Pete’s series is a good one. I owe the link to Daniel Kirk, doing his own excellent series on inerrancy and history over at Storied Theology, where we read:
“For me, the question of “inerrancy” versus not, or the question of how “historical” the Gospels are, or the question of whether or not we should harmonize different passages pushes in this direction: When we push for inerrancy, harmonizations, and historicity, we show that we have a fundamentally different desire for what these texts might give us than the biblical writers themselves had when they composed them.”
I note that comments at both sites have a fair share of that wonderful tendency of inerrancy buffs to offer fantastic harmonizations of discrepancies in the texts.
In my own previous post, I attempt to expose the principle of Bible inerrancy as anti-prophetic with the help of Lily Dougal’s 1922 criticism of the Jewish eschatological schools. I don’t deny that these pre-Christian seers seemed to grasp that something of cosmic significance was brewing in the not-distant future for the God of Israel. But they all blundered into gross error with respect to the nature of God’s coming king and kingdom, and fell to depicting scenes of great cruelty and destructive disaster for the enemies of God and his people. All were proved wrong by history. The irony of Dougal’s hypothesis cannot be missed – the apocalyptic writers erred because they labored under mistaken notions of inerrancy. They were betrayed by their belief in the infallible trustworthiness of the Jewish scriptures to which they turned for guidance.

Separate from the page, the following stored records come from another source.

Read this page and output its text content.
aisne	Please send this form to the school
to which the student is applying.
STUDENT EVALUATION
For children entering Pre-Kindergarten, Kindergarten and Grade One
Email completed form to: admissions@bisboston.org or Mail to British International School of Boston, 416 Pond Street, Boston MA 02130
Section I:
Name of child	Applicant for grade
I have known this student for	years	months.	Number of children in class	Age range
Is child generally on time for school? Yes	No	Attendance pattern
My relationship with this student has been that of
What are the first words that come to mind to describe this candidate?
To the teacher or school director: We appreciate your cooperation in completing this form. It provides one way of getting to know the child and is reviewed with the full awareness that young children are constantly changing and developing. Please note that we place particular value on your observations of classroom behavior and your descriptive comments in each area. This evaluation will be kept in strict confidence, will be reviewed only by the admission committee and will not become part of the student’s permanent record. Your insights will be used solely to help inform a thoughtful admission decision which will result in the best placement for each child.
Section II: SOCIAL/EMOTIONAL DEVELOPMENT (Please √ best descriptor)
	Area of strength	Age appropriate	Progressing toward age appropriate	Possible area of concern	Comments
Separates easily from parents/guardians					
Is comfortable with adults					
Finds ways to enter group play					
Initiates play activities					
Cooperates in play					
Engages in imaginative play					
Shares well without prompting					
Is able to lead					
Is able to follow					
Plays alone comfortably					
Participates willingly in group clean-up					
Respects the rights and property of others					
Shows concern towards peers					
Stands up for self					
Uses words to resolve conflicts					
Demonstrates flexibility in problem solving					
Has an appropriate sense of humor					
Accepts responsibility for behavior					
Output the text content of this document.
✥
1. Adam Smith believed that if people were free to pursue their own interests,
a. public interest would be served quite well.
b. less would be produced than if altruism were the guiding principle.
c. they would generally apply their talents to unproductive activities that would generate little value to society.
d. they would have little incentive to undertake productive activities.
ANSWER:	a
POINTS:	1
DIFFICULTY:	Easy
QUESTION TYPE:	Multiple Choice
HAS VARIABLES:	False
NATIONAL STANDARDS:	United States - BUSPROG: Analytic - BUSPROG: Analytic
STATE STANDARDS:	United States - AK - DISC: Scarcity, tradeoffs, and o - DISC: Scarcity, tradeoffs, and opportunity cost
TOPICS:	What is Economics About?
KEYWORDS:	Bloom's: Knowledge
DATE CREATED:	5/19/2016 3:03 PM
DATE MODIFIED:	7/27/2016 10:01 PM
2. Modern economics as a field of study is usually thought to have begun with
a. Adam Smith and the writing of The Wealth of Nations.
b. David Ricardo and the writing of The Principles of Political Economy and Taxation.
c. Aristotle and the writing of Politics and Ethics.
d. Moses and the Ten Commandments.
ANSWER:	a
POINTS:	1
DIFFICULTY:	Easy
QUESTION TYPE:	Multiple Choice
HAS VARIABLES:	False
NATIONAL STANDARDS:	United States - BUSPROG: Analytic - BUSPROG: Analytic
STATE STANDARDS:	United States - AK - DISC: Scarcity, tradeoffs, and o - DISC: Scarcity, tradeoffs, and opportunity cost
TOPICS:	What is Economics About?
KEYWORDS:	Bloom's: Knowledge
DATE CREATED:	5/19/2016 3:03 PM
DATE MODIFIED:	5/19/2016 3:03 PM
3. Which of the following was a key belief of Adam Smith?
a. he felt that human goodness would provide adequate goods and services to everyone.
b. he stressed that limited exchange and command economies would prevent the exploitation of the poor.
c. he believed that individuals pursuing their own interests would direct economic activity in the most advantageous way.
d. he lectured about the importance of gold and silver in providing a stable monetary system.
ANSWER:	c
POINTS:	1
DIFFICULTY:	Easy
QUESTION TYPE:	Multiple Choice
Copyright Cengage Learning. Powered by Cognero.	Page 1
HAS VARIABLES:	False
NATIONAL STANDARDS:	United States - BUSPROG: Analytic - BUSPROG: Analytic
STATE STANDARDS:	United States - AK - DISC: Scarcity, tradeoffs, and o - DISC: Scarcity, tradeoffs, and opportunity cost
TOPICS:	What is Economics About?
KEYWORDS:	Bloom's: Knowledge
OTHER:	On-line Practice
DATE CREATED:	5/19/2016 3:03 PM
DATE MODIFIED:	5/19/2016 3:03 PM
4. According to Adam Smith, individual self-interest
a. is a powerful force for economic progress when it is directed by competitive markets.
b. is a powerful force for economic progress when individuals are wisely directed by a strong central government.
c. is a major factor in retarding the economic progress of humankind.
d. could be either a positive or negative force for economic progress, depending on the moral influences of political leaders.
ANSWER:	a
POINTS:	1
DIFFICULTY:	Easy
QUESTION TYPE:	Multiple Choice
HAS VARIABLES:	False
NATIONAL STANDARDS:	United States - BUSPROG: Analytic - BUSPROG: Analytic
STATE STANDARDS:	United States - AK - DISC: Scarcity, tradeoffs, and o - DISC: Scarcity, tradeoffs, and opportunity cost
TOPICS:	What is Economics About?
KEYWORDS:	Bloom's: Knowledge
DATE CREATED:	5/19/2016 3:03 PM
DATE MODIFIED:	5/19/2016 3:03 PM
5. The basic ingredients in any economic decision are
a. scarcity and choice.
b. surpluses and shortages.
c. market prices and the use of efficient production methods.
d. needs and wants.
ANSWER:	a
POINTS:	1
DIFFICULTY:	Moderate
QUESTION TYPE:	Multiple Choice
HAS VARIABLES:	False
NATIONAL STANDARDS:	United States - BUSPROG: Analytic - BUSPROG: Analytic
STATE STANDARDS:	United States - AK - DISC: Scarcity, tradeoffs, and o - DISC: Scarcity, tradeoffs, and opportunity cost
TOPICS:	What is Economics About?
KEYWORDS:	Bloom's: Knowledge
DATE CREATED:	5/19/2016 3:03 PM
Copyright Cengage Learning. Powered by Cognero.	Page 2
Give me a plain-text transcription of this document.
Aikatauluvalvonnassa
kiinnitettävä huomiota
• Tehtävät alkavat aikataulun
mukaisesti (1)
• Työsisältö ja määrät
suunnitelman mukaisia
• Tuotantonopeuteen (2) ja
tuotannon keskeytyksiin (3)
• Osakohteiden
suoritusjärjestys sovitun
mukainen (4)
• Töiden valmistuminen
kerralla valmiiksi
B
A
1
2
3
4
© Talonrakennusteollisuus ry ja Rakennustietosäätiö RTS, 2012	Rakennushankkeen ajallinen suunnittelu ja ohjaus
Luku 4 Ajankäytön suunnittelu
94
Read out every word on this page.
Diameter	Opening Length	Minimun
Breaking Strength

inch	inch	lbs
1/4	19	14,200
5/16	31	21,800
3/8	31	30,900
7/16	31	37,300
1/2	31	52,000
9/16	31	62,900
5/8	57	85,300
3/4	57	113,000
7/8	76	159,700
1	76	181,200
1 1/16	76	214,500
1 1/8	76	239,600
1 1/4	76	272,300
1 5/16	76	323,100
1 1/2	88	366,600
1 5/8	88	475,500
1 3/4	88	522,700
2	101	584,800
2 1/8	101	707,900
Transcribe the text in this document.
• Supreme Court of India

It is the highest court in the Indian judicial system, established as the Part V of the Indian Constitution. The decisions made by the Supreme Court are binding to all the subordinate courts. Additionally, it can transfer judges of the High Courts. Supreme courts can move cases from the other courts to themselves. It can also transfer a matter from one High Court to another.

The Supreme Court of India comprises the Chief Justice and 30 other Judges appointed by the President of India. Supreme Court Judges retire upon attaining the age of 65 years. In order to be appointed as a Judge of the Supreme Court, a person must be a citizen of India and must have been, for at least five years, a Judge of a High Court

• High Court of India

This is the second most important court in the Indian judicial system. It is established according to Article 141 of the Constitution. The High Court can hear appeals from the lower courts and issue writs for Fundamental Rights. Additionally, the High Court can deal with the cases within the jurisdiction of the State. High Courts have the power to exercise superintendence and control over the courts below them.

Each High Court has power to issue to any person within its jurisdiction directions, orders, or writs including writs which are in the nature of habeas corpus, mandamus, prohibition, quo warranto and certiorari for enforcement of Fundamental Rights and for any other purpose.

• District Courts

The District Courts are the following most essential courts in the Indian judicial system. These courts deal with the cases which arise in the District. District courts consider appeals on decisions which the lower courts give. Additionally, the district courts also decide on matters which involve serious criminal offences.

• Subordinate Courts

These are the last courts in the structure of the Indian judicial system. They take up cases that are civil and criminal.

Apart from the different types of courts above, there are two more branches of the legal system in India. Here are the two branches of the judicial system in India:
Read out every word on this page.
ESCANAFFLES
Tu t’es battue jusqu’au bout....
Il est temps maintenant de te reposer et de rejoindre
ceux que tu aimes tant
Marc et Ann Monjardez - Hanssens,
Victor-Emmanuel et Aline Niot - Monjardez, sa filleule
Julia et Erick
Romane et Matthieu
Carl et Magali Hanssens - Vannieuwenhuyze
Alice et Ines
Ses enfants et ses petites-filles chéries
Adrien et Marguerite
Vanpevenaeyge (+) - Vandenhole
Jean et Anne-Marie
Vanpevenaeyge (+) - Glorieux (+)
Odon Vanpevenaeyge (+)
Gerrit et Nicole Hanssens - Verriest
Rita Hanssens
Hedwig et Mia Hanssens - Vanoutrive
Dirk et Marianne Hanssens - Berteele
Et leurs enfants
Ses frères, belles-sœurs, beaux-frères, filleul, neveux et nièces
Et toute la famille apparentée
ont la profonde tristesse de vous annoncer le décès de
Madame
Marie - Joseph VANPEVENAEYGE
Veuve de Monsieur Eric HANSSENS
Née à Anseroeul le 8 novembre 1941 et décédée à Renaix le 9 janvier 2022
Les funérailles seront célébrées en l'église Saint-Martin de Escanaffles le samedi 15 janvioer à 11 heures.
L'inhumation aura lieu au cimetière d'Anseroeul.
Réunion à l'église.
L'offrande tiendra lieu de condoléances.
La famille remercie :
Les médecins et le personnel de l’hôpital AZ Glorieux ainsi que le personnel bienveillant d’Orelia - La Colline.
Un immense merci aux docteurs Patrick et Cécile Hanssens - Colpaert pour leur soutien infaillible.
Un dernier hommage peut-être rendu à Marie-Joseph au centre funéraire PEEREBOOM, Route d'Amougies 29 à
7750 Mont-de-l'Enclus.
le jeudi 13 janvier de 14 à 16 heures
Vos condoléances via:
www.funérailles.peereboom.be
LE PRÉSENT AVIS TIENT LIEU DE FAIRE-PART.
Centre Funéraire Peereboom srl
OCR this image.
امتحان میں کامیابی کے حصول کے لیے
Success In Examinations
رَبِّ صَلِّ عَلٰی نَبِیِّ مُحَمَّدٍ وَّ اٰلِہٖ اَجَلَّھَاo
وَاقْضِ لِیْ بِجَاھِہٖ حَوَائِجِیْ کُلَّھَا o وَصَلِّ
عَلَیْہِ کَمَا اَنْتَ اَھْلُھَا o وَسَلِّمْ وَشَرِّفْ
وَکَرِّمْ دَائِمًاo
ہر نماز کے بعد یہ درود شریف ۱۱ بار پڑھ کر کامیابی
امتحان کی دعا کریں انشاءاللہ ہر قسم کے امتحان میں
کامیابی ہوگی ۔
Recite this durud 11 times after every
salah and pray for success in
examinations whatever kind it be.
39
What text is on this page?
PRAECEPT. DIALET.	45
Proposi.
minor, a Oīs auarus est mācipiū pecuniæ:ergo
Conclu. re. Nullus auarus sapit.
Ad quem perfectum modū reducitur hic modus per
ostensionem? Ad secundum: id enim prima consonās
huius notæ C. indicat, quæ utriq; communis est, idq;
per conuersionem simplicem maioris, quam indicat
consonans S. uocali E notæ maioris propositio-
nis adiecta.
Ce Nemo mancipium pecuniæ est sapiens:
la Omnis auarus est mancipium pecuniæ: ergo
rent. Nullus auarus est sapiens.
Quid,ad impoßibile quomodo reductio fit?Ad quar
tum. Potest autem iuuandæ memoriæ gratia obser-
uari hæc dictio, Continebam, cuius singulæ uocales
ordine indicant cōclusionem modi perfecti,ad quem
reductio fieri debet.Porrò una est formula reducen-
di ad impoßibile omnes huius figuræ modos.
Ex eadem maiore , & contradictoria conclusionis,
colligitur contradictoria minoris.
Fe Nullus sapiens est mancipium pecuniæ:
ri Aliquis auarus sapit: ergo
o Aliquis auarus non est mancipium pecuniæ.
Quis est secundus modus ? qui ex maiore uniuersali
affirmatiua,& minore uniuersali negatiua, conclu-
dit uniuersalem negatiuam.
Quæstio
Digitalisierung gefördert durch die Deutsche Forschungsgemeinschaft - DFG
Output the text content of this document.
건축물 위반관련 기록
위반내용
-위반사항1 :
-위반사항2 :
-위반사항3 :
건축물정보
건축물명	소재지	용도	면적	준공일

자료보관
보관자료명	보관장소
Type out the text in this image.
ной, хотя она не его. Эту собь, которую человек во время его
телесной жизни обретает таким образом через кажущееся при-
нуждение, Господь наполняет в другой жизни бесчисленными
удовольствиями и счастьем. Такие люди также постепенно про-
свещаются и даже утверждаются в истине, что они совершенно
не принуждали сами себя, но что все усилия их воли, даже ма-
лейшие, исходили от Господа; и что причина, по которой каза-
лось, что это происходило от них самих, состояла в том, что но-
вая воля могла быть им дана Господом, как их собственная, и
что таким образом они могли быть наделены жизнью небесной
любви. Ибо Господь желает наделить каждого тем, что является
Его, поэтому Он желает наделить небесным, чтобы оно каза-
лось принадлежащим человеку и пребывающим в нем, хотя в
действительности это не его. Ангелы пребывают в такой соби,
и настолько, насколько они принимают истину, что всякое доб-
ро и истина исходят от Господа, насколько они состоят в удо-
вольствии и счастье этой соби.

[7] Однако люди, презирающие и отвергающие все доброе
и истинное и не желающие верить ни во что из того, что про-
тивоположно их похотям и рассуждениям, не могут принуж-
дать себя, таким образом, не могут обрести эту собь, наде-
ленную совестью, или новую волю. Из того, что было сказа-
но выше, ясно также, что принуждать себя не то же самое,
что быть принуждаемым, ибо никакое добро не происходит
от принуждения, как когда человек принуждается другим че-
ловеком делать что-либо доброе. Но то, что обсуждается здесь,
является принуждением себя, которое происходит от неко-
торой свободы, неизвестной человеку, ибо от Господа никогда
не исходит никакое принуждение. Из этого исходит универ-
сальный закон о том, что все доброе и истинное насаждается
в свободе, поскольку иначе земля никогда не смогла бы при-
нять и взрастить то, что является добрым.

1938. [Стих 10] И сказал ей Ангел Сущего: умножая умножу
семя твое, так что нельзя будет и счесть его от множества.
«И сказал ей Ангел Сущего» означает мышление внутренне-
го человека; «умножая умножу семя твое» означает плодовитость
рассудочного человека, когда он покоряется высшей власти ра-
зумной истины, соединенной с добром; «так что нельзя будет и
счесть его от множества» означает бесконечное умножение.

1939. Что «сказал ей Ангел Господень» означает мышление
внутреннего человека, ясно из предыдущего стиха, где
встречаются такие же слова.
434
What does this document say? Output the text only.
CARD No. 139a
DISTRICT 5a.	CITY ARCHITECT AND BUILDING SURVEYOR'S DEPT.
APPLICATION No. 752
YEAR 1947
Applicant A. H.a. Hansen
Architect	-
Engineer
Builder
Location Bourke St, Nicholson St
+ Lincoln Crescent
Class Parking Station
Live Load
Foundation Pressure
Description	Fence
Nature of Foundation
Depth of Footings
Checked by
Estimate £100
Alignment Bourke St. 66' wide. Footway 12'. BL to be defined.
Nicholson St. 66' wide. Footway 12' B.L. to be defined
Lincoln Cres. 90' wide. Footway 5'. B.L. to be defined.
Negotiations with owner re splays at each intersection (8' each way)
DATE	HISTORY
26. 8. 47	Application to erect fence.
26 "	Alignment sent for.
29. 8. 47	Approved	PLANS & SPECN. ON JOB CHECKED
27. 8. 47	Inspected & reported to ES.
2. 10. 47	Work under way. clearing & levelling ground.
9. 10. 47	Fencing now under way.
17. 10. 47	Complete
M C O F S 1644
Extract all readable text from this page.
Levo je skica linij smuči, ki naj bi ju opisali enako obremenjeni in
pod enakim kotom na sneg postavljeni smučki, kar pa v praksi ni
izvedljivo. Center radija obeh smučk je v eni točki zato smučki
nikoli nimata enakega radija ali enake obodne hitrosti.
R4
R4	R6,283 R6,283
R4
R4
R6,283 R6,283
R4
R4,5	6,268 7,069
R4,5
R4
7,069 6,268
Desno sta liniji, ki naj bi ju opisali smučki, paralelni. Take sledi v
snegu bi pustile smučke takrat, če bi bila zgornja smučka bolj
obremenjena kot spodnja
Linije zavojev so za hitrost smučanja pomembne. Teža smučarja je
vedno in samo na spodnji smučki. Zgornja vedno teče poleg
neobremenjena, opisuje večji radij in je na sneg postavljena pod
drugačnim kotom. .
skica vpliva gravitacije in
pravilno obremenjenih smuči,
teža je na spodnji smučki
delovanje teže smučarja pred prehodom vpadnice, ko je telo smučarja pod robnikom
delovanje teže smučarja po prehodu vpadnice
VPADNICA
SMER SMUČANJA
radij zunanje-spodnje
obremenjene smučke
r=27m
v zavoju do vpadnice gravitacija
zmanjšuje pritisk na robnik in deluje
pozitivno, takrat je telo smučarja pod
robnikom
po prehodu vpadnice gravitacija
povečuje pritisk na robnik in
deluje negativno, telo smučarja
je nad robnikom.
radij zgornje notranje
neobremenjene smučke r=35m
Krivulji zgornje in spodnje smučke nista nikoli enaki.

Meanwhile, Steve over at Undeception has been reflecting on his own journey out of the inerrancy cults.
“certainty in either direction is simply not in the cards. The dichotomy is not between doubt and faith — doubt is the qualifier that distinguishes a reasonable faith from an altogether blind faith — but between acknowledged and unacknowledged uncertainty. Christians and avowed atheists alike are simply going about their delusions of certainty in a different way. Christians who refuse to peek under the cover are not exercising faith but fear: fear of having to deal with uncertainty. When former believers who embrace a thorough atheism as though it were the only option other than fundamentalist/evangelical Christianity, they are not exercising healthy skepticism”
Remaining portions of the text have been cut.